Recentemente, os meios de comunicação social vibraram com mais um encontro próximo entre um tubarão e um ser humano. O mediatismo verificado neste caso deveu-se ao acontecimento ter sido filmado e por ter envolvido duas personalidades mediáticas: um campeão de surf, Mick Fanning, em plena final de um torneio na África do Sul; e uma estrela de Hollywood de filmes de terror – “O Tubarão”.
Naturalmente que o peixe que protagonizou o acontecimento não participou em nenhum dos filmes com o título mencionado mas, infelizmente, nem precisava. A verdade é que qualquer barbatana que surja na linha do horizonte, em particular junto a uma praia, traz à memória as emoções que todos nós experimentámos quando vimos filmes de Hollywood sobre tubarões. Tenham sido eles a mítica trilogia “Jaws” ou outros quaisquer com a mesma orientação.
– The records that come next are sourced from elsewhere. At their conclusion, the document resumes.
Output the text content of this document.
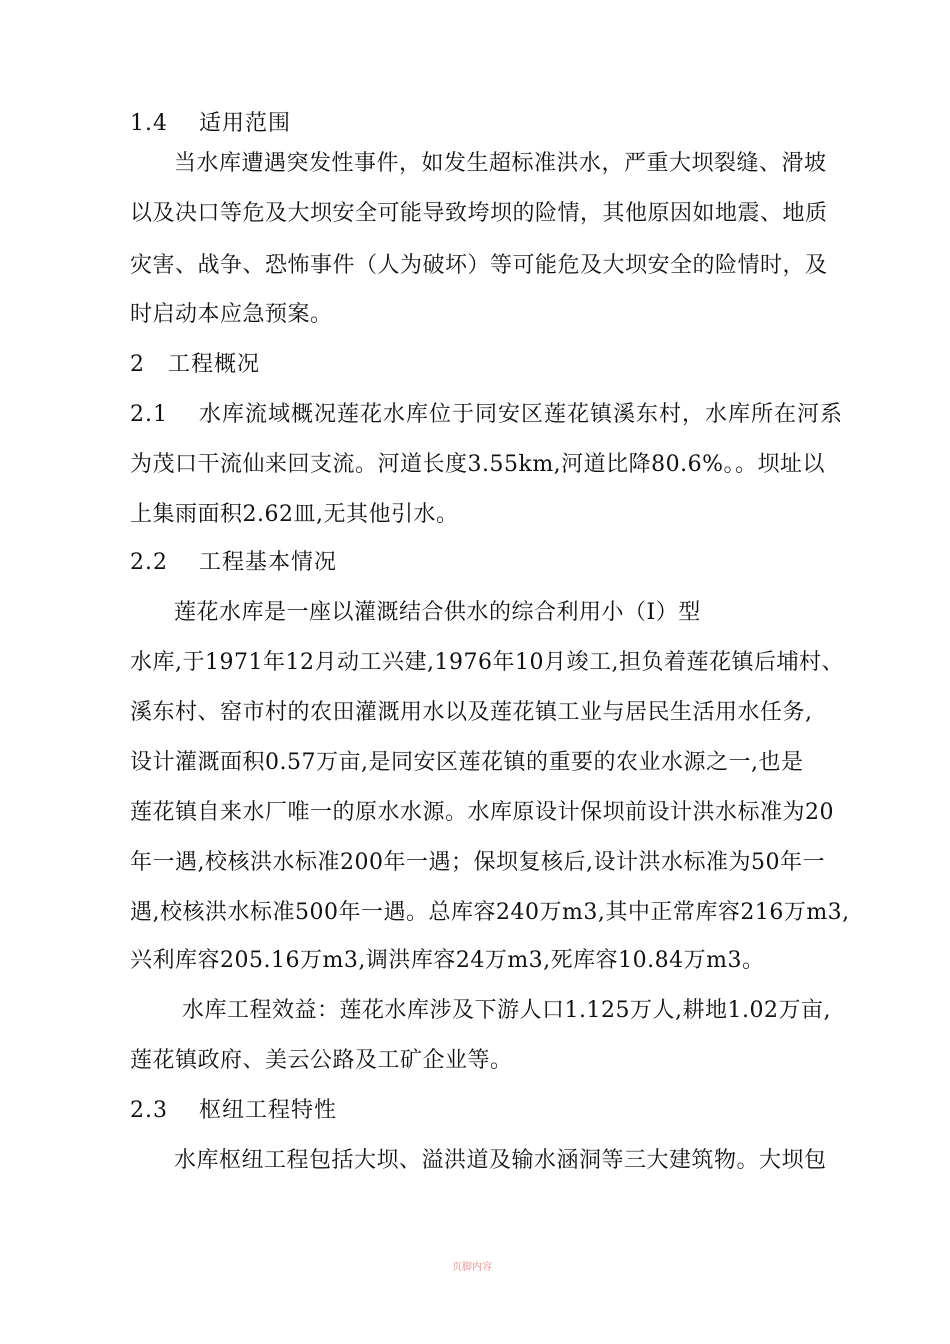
1.4　 适用范围
当水库遭遇突发性事件，如发生超标准洪水，严重大坝裂缝、滑坡
以及决口等危及大坝安全可能导致垮坝的险情，其他原因如地震、地质
灾害、战争、恐怖事件（人为破坏）等可能危及大坝安全的险情时，及
时启动本应急预案。
2　工程概况
2.1　 水库流域概况莲花水库位于同安区莲花镇溪东村，水库所在河系
为茂口干流仙来回支流。河道长度3.55km,河道比降80.6%。。坝址以
上集雨面积2.62皿,无其他引水。
2.2　 工程基本情况
莲花水库是一座以灌溉结合供水的综合利用小（I）型
水库,于1971年12月动工兴建,1976年10月竣工,担负着莲花镇后埔村、
溪东村、窑市村的农田灌溉用水以及莲花镇工业与居民生活用水任务,
设计灌溉面积0.57万亩,是同安区莲花镇的重要的农业水源之一,也是
莲花镇自来水厂唯一的原水水源。水库原设计保坝前设计洪水标准为20
年一遇,校核洪水标准200年一遇；保坝复核后,设计洪水标准为50年一
遇,校核洪水标准500年一遇。总库容240万m3,其中正常库容216万m3,
兴利库容205.16万m3,调洪库容24万m3,死库容10.84万m3。
水库工程效益：莲花水库涉及下游人口1.125万人,耕地1.02万亩,
莲花镇政府、美云公路及工矿企业等。
2.3　 枢纽工程特性
水库枢纽工程包括大坝、溢洪道及输水涵洞等三大建筑物。大坝包
页脚内容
Quando menciono, no título, que “O Tubarão” atacou de novo, não me refiro ao peixe mas sim ao livro de Peter Benchley. Livro que depois deu origem ao filme com o mesmo nome e que foi realizado por Steven Spielberg. A realidade é que grande parte do alarido em torno da interacção, presenciada pelas câmaras de televisão e que, uma vez mais, deu origem a horas de reportagens televisivas, contactos com especialistas e relatos de pretensos ataques passados, esteve relacionado com o legado que o livro e, em particular, o filme deixaram.
Esse legado tornou numa missão quase impossível a protecção das espécies mais ameaçadas de tubarão. E são bastantes. Devido à pesca acidental e, sobretudo, à prática do finning – remoção das barbatanas de tubarões com os animais ainda vivos, que são depois descartados para o mar para morrer. Actividade dedicada a suprir o mercado chinês, onde muitas pessoas ainda consideram um sinal de estatuto comer sopa de barbatana de tubarão. Afinal, quem é que se mobilizaria para proteger uma máquina mortífera de seres humanos, que vive completamente longe da vista e cuja falta ninguém sentiria? Peter Benchley apercebeu-se disso no final da sua vida, tornando-se um dos principais defensores deste grupo de peixes. Tendo inclusive pedido desculpa pelo efeito que o seu livro teve na conservação dos tubarões.
Mick Fanning tem todo o direito de chamar ataque de tubarão ao que lhe aconteceu. Se eu tivesse um leão a atirar-se furiosamente à roda de uma bicicleta onde circulava, provavelmente não entrava em exercícios de retórica. Mas, na prática, o tubarão não demonstrou particular interesse no surfista, mas sim no cabo que o ligava à prancha. Os animais demonstram, por norma, um misto de curiosidade e medo no que respeita àquilo que de estranho aparece no seu habitat. A forma que estes animais têm de interagir com o meio que os rodeia é utilizando a boca o que, por vezes, pode ser bem assustador. A maior parte dos pretensos ataques de tubarões não passam disso, curiosidade para com algo que surgiu no seu habitat, ou confusão com uma potencial presa. Para mal dos pecados dos praticantes desta modalidade, um surfista deitado na sua prancha com as pernas e braços de fora, parece-se apetitosamente com um adulto de algumas espécies de tartarugas marinhas. Invariavelmente, quando se apercebe do seu erro, o tubarão tende a afastar-se. Infelizmente, e na maior parte das vezes, já existiu um primeiro contacto que pode ter provocado um grande susto ou mesmo ferimentos, mais ou menos graves, no alvo do equívoco.
Não obstante e tendo em conta a dimensão da utilização recreativa e profissional que fazemos do Oceano, não são assim tantos os exemplos de encontros que correram mal. Os tubarões ficam bem atrás de insectos, aranhas, elefantes, hipopótamos, vacas e até mesmo de cães, no que respeita ao número de fatalidades provocadas anualmente. Mas as outras espécies não atingiram tal estrelato em Hollywood.
Há anos que o tubarão é perseguido e prejudicado por uma fama que não pediu e que não merece. A larga maioria dos tubarões raramente ultrapassa 1,5 m e nada querem ter a ver com o ser humano. Cabe-nos a nós uma utilização responsável e cuidadosa dos espaços que partilhamos com a vida selvagem. E cabe-nos ainda e sobretudo respeitar aqueles que habitam nesses espaços, não reagindo de forma alarmista e desmesurada perante qualquer interacção menos positiva que resulte da nossa própria intrusão no seu espaço.